Cyera vulnerability disclosure policy

Cyera conducts security research as part of our commitment to improving the safety of the technology ecosystem. When we identify a vulnerability in a third-party product, service, or open-source project, we follow the coordinated disclosure process described in this policy.

This policy covers vulnerabilities Cyera identifies in third-party offerings. It does not apply to vulnerabilities reported to Cyera about our own products, which are handled under a separate process.

Standard Timeline: 90 Days

When we identify a vulnerability, we notify the affected vendor and give them 90 calendar days from the date of initial notice to make a patch or mitigation available to users.

If a patch is released within that window, we wait an additional 30 days after the patch becomes publicly available before publishing our findings.

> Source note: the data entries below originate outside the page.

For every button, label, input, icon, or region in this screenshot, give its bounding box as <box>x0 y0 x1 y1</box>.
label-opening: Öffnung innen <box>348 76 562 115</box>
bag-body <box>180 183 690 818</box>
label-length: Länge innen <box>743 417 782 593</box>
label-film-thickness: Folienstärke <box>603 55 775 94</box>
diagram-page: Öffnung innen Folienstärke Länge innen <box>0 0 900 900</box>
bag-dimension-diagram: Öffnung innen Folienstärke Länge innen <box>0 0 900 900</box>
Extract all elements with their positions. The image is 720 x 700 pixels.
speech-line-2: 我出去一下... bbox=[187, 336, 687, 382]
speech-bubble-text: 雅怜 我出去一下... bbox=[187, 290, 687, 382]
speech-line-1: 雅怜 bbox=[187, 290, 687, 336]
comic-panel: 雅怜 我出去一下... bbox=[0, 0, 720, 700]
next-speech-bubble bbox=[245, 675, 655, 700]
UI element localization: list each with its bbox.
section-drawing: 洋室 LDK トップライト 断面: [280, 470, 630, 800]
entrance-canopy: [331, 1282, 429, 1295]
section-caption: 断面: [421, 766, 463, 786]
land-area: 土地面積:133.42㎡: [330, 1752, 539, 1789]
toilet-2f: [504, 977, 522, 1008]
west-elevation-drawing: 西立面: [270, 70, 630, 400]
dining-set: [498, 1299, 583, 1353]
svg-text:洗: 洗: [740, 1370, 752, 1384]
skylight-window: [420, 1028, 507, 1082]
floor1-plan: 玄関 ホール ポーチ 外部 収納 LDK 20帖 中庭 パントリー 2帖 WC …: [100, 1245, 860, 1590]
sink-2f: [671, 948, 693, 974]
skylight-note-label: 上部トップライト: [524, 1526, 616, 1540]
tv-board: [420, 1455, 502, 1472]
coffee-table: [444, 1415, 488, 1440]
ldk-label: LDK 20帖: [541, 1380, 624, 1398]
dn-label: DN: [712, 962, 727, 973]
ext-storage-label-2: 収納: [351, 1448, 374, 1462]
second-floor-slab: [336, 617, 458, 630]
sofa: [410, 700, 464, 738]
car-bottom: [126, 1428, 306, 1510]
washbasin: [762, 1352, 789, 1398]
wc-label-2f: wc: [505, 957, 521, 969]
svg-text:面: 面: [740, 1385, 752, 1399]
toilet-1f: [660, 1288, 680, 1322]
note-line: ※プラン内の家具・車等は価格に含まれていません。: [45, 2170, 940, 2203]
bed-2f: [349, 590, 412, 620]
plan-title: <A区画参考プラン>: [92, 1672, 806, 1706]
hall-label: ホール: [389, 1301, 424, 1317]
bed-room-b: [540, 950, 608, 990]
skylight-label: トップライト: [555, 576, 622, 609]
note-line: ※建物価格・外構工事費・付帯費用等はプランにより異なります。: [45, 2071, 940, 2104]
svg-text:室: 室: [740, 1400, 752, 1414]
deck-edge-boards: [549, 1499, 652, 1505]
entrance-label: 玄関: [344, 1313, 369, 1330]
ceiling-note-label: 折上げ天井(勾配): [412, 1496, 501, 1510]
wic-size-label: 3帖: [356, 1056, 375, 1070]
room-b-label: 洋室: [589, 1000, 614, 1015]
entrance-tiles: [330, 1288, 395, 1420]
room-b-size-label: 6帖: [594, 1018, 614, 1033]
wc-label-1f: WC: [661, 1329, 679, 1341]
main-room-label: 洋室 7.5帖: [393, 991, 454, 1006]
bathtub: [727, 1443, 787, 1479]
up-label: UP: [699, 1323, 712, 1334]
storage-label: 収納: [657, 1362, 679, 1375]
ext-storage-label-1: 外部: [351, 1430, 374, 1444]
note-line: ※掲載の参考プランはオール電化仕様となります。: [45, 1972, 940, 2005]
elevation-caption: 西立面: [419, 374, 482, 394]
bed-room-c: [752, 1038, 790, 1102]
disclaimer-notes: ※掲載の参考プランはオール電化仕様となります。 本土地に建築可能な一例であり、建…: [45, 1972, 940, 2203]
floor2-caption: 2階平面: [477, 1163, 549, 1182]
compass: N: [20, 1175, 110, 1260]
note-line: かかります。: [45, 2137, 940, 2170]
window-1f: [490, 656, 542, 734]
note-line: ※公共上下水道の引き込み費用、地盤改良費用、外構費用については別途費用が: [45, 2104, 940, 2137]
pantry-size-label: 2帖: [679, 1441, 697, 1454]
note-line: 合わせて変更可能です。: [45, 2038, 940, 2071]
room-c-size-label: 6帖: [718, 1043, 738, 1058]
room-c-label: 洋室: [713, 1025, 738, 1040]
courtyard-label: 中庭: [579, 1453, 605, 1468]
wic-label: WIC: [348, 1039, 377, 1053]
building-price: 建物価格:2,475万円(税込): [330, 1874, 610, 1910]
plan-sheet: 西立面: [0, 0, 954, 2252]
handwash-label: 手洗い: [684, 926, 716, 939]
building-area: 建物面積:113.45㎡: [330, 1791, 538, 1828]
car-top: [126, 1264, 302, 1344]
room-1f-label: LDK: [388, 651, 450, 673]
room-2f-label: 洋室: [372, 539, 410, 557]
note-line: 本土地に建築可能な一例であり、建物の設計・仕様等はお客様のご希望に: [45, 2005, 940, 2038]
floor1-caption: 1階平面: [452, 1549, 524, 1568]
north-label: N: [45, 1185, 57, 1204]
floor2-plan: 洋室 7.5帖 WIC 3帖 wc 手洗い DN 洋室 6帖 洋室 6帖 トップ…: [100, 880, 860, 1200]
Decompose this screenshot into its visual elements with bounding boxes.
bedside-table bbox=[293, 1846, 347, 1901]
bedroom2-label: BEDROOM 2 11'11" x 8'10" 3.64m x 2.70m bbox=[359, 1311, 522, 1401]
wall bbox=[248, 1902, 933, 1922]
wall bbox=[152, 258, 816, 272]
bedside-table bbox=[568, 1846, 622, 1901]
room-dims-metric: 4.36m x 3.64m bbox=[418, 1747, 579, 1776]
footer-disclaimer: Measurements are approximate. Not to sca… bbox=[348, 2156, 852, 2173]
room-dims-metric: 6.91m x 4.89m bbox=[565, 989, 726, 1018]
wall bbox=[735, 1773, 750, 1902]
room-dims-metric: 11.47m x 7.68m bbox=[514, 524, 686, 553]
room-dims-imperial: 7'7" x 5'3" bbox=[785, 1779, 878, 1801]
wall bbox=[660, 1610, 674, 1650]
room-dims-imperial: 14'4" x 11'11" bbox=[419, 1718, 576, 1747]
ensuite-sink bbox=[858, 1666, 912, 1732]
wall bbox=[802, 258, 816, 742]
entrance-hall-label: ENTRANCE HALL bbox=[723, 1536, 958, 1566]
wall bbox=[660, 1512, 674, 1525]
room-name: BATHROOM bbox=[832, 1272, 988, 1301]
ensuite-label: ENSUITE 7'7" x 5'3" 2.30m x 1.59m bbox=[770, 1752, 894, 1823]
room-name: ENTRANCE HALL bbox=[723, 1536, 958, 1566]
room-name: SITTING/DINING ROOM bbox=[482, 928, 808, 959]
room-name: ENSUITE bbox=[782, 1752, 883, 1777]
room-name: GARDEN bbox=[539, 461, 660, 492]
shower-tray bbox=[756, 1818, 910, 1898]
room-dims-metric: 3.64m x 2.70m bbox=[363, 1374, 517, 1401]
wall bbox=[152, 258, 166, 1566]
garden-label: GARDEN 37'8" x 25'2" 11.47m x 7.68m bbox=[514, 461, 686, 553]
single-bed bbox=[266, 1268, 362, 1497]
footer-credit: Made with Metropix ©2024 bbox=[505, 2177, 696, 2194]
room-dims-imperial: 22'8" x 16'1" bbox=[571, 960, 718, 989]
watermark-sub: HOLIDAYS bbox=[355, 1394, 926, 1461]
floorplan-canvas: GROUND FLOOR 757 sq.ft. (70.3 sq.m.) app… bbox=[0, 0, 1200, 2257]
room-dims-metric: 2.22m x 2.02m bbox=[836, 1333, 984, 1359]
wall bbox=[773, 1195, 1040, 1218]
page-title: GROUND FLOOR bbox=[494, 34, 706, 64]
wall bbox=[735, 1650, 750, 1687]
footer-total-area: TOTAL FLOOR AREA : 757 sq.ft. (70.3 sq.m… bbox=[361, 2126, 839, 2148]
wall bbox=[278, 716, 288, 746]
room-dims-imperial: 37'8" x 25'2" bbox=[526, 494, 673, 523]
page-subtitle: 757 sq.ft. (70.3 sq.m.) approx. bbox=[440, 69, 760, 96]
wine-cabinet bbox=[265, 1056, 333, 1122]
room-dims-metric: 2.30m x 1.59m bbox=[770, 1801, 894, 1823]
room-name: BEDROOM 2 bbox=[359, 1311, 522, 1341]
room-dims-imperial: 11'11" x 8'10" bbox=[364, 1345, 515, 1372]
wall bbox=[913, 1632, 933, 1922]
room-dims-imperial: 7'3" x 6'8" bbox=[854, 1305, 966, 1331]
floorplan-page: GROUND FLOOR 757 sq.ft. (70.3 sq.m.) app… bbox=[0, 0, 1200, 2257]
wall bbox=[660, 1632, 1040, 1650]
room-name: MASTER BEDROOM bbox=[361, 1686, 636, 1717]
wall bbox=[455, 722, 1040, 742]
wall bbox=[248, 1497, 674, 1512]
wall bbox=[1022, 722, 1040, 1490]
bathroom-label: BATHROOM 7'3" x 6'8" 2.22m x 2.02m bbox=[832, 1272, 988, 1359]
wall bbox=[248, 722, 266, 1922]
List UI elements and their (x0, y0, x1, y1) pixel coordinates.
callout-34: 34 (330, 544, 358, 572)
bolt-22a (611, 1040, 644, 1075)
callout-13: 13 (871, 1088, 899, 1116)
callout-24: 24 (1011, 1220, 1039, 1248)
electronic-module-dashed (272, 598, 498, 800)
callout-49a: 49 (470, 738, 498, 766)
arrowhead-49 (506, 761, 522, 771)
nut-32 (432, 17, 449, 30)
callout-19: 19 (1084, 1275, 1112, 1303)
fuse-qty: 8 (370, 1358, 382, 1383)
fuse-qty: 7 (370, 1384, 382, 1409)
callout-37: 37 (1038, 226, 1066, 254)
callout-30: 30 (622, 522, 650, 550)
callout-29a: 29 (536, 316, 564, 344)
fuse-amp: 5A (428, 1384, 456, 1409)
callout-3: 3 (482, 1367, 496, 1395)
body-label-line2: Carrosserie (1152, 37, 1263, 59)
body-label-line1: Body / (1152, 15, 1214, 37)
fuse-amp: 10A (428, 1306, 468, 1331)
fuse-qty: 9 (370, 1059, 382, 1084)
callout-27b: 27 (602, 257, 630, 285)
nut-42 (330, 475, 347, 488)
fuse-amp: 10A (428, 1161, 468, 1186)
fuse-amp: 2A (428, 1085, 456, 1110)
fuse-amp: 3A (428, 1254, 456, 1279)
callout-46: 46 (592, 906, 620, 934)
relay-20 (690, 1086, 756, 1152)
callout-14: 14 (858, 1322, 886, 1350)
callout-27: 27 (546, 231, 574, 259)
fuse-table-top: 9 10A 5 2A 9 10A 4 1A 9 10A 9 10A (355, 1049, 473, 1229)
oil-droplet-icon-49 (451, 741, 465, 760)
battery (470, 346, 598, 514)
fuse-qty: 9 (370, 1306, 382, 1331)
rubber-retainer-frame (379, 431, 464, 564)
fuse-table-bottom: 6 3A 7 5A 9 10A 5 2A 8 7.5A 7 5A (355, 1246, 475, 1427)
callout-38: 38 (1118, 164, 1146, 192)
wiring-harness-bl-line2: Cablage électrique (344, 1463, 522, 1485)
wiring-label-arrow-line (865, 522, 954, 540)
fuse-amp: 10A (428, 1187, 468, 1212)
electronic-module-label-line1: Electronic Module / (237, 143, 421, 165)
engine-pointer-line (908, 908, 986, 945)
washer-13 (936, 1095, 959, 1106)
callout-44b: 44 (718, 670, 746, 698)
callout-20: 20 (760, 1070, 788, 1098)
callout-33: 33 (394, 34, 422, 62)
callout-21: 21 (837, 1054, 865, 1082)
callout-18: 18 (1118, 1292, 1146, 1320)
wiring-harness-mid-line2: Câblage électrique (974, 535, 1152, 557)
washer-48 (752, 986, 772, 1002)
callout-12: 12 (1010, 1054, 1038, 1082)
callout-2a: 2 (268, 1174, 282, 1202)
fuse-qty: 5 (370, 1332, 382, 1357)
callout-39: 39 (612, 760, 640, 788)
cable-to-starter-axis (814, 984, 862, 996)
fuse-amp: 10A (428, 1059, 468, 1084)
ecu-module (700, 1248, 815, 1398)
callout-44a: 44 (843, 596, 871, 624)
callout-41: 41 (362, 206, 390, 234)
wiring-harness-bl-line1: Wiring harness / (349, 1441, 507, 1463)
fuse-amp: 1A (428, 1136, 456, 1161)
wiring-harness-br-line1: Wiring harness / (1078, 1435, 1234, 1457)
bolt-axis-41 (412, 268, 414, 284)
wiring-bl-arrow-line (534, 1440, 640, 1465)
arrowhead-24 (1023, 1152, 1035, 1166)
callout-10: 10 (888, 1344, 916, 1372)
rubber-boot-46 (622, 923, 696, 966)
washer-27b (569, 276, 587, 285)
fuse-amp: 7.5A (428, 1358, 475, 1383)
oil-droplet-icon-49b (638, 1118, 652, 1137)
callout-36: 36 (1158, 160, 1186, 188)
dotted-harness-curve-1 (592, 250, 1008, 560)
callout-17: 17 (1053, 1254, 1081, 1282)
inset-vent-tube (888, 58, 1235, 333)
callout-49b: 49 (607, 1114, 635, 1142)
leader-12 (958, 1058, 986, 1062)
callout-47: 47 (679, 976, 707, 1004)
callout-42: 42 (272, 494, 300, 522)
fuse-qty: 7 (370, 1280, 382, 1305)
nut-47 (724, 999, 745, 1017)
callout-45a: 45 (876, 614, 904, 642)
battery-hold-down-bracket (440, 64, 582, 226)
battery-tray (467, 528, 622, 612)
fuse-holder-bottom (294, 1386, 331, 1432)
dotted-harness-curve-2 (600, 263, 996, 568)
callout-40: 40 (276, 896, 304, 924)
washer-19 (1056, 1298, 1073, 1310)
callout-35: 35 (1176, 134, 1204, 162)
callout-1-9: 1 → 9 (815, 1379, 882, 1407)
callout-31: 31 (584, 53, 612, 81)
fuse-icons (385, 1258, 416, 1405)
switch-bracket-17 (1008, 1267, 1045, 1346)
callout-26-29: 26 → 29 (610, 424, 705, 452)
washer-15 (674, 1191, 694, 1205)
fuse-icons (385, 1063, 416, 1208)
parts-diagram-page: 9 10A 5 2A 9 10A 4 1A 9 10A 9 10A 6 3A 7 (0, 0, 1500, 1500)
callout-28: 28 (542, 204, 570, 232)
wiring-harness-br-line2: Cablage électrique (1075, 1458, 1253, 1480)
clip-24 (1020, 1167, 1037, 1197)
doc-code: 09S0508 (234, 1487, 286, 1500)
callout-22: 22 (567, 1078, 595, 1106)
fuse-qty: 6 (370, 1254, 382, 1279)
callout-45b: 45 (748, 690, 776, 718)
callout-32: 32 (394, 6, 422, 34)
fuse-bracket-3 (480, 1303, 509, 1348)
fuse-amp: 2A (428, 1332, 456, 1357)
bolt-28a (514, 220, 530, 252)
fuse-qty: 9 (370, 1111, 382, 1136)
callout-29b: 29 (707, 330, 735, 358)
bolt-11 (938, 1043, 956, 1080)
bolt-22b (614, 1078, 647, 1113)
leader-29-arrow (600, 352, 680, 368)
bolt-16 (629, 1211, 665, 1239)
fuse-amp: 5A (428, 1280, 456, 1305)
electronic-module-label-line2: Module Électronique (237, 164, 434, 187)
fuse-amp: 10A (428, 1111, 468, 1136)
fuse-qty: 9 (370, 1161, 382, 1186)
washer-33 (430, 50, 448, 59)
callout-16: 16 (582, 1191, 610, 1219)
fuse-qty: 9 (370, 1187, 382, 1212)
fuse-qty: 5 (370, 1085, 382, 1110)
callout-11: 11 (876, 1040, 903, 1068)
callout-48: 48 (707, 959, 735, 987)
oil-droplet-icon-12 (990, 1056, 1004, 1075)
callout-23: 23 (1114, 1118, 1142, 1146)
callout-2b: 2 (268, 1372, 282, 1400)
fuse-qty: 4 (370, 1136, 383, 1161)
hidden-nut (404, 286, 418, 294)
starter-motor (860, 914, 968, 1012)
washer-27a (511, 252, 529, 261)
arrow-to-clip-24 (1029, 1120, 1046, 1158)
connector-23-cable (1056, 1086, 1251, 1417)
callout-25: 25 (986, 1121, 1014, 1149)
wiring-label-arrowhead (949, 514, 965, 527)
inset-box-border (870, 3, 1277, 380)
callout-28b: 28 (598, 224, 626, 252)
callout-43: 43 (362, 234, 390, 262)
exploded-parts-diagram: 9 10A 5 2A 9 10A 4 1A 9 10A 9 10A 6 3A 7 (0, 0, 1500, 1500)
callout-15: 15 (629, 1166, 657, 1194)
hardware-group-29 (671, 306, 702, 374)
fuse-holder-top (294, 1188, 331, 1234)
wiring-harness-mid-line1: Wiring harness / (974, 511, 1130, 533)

This buffer gives users time to apply the fix before technical details are public.

If no patch is available after 90 days, we may publish at that point without further notice.

Example: A vendor patches on day 60. We publish on day 90 (60 + 30).

Actively Exploited Vulnerabilities: 7 Days

If we determine a vulnerability is being actively exploited against real users, the timeline compresses to 7 calendar days from initial notice. The 30-day post-patch window still applies.

Vendors may request a short grace period beyond 7 days if they are actively working on a fix and additional time would meaningfully improve user protection. Any extension is at our discretion.

Grace Periods

For standard (non-exploited) vulnerabilities, vendors may request a 14-day grace period if a fix is imminent. This brings the maximum to 104 days from initial notice, with publication following 30 days after patch availability.

Grace period requests should come before the deadline and include an expected patch date.

Early Disclosure

We may publish earlier than the applicable deadline if:

• Cyera and the vendor mutually agree it would benefit users
• Earlier disclosure is necessary to protect users from active or imminent harm
• Coordination with CERTs, other vendors, or affected parties requires it
• We are required to by law

When publishing early, we limit disclosed information to what is reasonably necessary for the purpose.

What We Publish

Our disclosures typically include a description of the vulnerability, the affected product and version, the date we notified the vendor, patch or mitigation information, and technical detail sufficient for the security community to understand the issue.

We use judgment on how much technical detail to include, weighing user safety against the risk that details could enable attacks before users are patched.

What We Expect from Vendors

We ask vendors to:

• Acknowledge our report within a reasonable time
• Investigate and validate the issue
• Provide periodic status updates
• Notify us when a patch is available
• Coordinate with us on timing and public messaging

Vendor non-responsiveness does not pause or extend our disclosure timeline.

Contact

For all communications under this policy — acknowledgements, status updates, patch availability, or coordination requests — contact: responsibledisclosure@cyera.io.

For sensitive technical details or proof-of-concept materials, please use encrypted email. 

Policy Updates

We may update this policy at any time. The version in effect at the time of initial notice for a given vulnerability will generally govern that report.